From the May 2022 issue of Apollo. Preview and subscribe here.
Towards the end of Stephen Shore’s Modern Instances, the photographer describes meeting Ansel Adams at a dinner party in 1976. Unbeknownst to Shore, Adams had already seen Shore’s debut exhibition at the Museum of Modern Art, which had opened in October that year. Adams secretly commended Shore’s work, rendered in colour with an ultra-sharp 10 x 8 inch camera, to the publisher Tim Hill, who would end up producing Shore’s first monograph, the still essential Uncommon Places (1982). Through these projects and others, Shore would quickly emerge as a master of the American vernacular, but before that night he and Adams had never met. As the evening wore on and Adams let down his guard (Shore counted six tall glasses of vodka passing Adams’s lips), he turned to Shore and confessed: ‘I had a creative hot streak in the ’40s and since then I’ve been potboiling.’

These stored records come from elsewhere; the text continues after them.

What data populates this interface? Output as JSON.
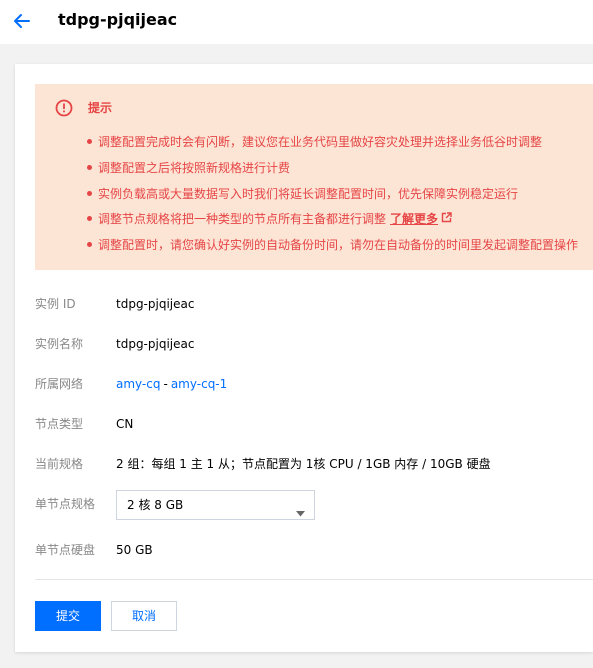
{
  "header": {
    "title": "tdpg-pjqijeac"
  },
  "notice": {
    "title": "提示",
    "items": [
      "调整配置完成时会有闪断，建议您在业务代码里做好容灾处理并选择业务低谷时调整",
      "调整配置之后将按照新规格进行计费",
      "实例负载高或大量数据写入时我们将延长调整配置时间，优先保障实例稳定运行",
      "调整节点规格将把一种类型的节点所有主备都进行调整",
      "调整配置时，请您确认好实例的自动备份时间，请勿在自动备份的时间里发起调整配置操作"
    ],
    "link_label": "了解更多"
  },
  "details": {
    "instance_id": {
      "label": "实例 ID",
      "value": "tdpg-pjqijeac"
    },
    "instance_name": {
      "label": "实例名称",
      "value": "tdpg-pjqijeac"
    },
    "network": {
      "label": "所属网络",
      "vpc": "amy-cq",
      "separator": "-",
      "subnet": "amy-cq-1"
    },
    "node_type": {
      "label": "节点类型",
      "value": "CN"
    },
    "current_spec": {
      "label": "当前规格",
      "value": "2 组：每组 1 主 1 从；节点配置为 1核 CPU / 1GB 内存 / 10GB 硬盘"
    },
    "node_spec": {
      "label": "单节点规格",
      "selected": "2 核 8 GB"
    },
    "node_disk": {
      "label": "单节点硬盘",
      "value": "50 GB"
    }
  },
  "actions": {
    "submit_label": "提交",
    "cancel_label": "取消"
  },
  "colors": {
    "accent": "#006eff",
    "warning_bg": "#fde5d6",
    "warning_text": "#e54545"
  }
}
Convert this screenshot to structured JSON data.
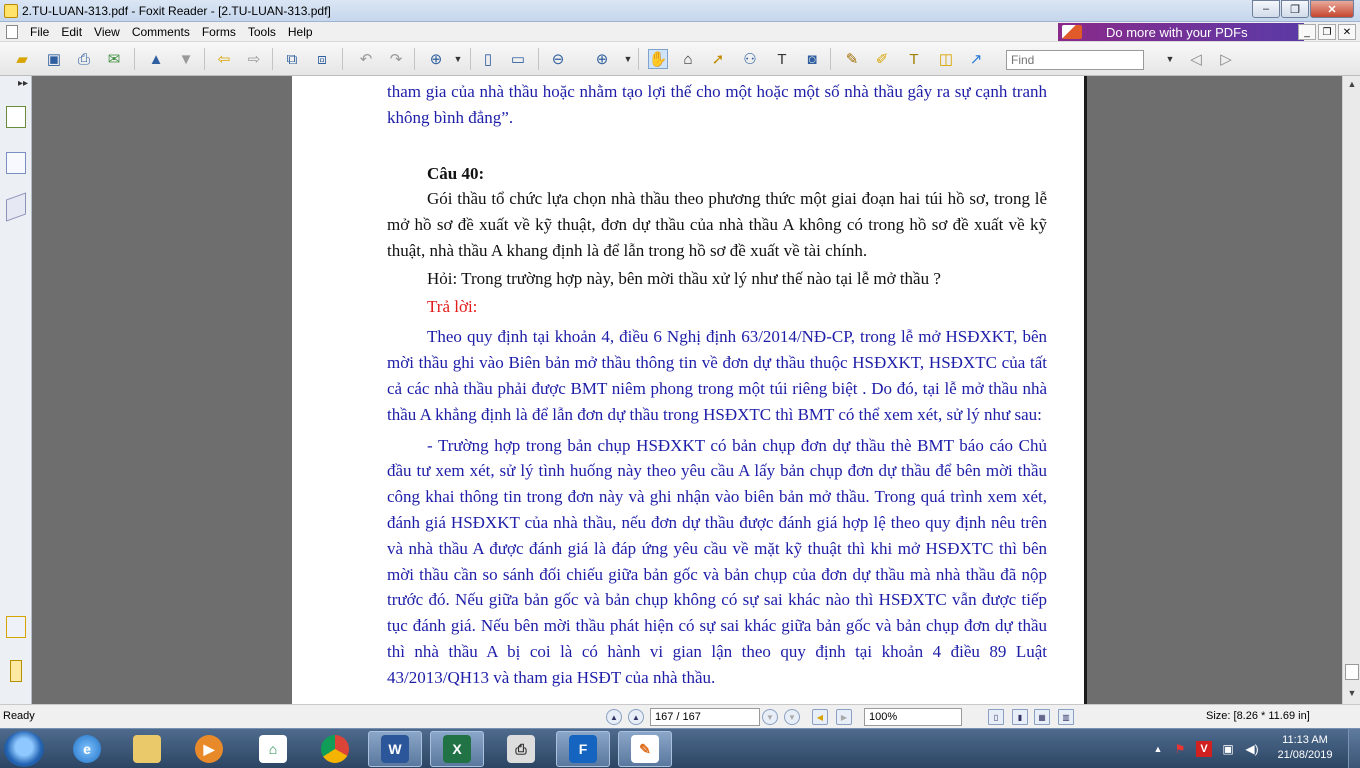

Whether Adams’s self-criticism was justified or not, Shore resolved at that moment never to fall into the same trap: ‘Whenever I found myself copying myself, I would give myself a new challenge.’ Now 74, the same age as Adams was when they met, he has produced evidence of that pledge in Modern Instances – a window into Shore’s restless monkey mind.
As the subtitle suggests, the book is less a treatise than a collection of philosophical ruminations, anecdotes, and literary and musicological vignettes, combined with selected imagery. The book’s design, which resembles a diary or field journal, underlines his intentions. Organised into chapters ranging from ‘The Evolution of Ignorance’ to ‘Visions from Antiquity’, it progresses through a series of apparent non sequiturs from the intimate to the theoretical.
The surprise for those familiar with Shore’s photography will likely be his obeisance to the Old Masters. One might expect modern and contemporary luminaries such as Walker Evans, Anselm Kiefer and Ed Ruscha to appear, and they do here and there, but the reader is much more likely to encounter the likes of Michelangelo, Fra Angelico or Andrea del Sarto. Shore also offers etchings by Rembrandt and Annibale Carracci, as well as two engraved plates from Blake’s Illustrations to the Book of Job. ‘I recall a time in my early twenties when I frequently returned to a group of pictures, mostly works on paper, and mostly in books,’ he explains. ‘And, if truth be told, there were occasions when I visited them after dropping acid.’
The eclectic mix of word and image calls to mind critic John Berger’s Ways of Seeing (1972) and indeed Berger makes a cameo, albeit briefly, as his experience of brain/body dissociation while riding a motorcycle is mentioned in the book’s weightiest section, an email exchange with the British photographer George Miles. Nevertheless, Modern Instances bears the stamp of Berger less than that of W.G. Sebald, whose playful and poignant juxtapositions of seemingly unassuming imagery and tightly-wrought prose are more than the sum of their parts.
For example, Shore repeatedly mentions his friendship with the late John Szarkowski, MoMA’s director of photography from 1962–91. He notes with interest the curator’s late-life fixation with growing apples on his farm in upstate New York, to the extent that he would describe himself publicly not as an art historian or curator, but as ‘an amateur pomologist’. (Coincidentally, Sebald’s English-language translator Michael Hamburger had a similar preoccupation with apples – as can be seen in Tacita Dean’s mesmerising film about him.) Later in the book Shore returns to the theme, inserting a 40th anniversary photograph of himself with his wife Ginger Shore, posed in an orchard laden with ripe apples.
Modern Instances teases many such delightful pathways. It is, ultimately, an act of curation – a visual and written art gallery with all the rhythm, push and pull of a great exhibition. At the same time, it is an extended metaphor for Shore’s life’s work and indeed for photography itself, complete with advances, reassessments, and occasional cul-de-sacs. There is seldom a straight line from A to B; nevertheless, Shore reminds us (as he has done throughout his career) that no matter what happens we must observe closely and pay attention. ‘One of the repeated themes in my work,’ he writes, ‘is the idea of experiencing the everyday world with attention,’ including, he cautions, attention to the act of seeing itself.
As a practical manifestation of a distinctive artistic philosophy, this book represents Shore very well. However, Modern Instances contains little in the way of conventional biography. Shore’s three years frequenting Warhol’s Factory, for example, receive only three pages towards the end; he paints Warhol as a vaguely melancholy figure, with ‘a distanced delight in contemporary culture’, which Shore shared. Likewise, Shore’s extraordinary engagement with Instagram and his attempts to make sense of the onslaught of contemporary social media imagery – surely one of his most momentous bodies of work – is scarcely discussed. Fair enough. The book does not claim to trace an artistic lineage. What would be the point? As Szarkowski would have told us, apples do not grow true to seed.
‘Modern Instances: The Craft of Photography – A Memoir’ by Stephen Shore is published by MACK.